🤖 AI Summary
This work addresses the absence of an explanatory framework for black-box models that supports continuous integration, updating, and auditing throughout their entire lifecycle. It introduces constructive empiricism into explainable artificial intelligence (XAI) and proposes the “Scientific Theory of Black Boxes” (SToBB) framework, which constructs dynamic, transparent, and auditable explanatory artifacts through traceable hypothesis classes, extensible observational foundations, and modular algorithmic components. Central to the framework are rule-based surrogate models, an online learning mechanism, structured documentation, and a novel Constructive Box Theoriser (CoBoT) algorithm.

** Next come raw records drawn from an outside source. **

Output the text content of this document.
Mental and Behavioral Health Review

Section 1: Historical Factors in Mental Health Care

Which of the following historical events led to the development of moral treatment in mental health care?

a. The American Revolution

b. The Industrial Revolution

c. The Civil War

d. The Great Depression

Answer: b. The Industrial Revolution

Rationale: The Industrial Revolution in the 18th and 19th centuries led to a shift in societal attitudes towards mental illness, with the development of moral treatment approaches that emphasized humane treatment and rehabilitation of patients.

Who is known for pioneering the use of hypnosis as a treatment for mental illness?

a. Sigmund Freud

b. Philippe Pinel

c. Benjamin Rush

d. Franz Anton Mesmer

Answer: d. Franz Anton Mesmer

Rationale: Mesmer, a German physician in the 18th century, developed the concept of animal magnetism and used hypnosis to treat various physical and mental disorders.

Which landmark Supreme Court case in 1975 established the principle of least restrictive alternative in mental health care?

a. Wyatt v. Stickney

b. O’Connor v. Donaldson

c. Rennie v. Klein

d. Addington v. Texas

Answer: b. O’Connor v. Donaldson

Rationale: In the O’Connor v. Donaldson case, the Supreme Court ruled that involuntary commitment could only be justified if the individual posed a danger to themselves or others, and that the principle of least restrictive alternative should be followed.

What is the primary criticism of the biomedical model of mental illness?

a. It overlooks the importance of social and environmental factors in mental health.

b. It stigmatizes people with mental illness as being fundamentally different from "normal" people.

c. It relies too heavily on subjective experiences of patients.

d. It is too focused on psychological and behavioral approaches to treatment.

Empirical evaluation on neural network classifiers for tabular data demonstrates that SToBB effectively maintains explanation consistency, facilitates third-party auditing and analytical reuse, and satisfies diverse user queries.
📝 Abstract
Explainable AI (XAI) offers a growing number of algorithms that aim to answer specific questions about black-box models. What is missing is a principled way to consolidate explanatory information about a fixed black-box model into a persistent, auditable artefact, that accompanies the black-box throughout its life cycle. We address this gap by introducing the notion of a scientific theory of a black (SToBB). Grounded in Constructive Empiricism, a SToBB fulfils three obligations: (i) empirical adequacy with respect to all available observations of black-box behaviour, (ii) adaptability via explicit update commitments that restore adequacy when new observations arrive, and (iii) auditability through transparent documentation of assumptions, construction choices, and update behaviour. We operationalise these obligations as a general framework that specifies an extensible observation base, a traceable hypothesis class, algorithmic components for construction and revision, and documentation sufficient for third-party assessment. Explanations for concrete stakeholder needs are then obtained by querying the maintained record through interfaces, rather than by producing isolated method outputs. As a proof of concept, we instantiate a complete SToBB for a neural-network classifier on a tabular task and introduce the Constructive Box Theoriser (CoBoT) algorithm, an online procedure that constructs and maintains an empirically adequate rule-based surrogate as observations accumulate. Together, these contributions position SToBBs as a life cycle-scale, inspectable point of reference that supports consistent, reusable analyses and systematic external scrutiny.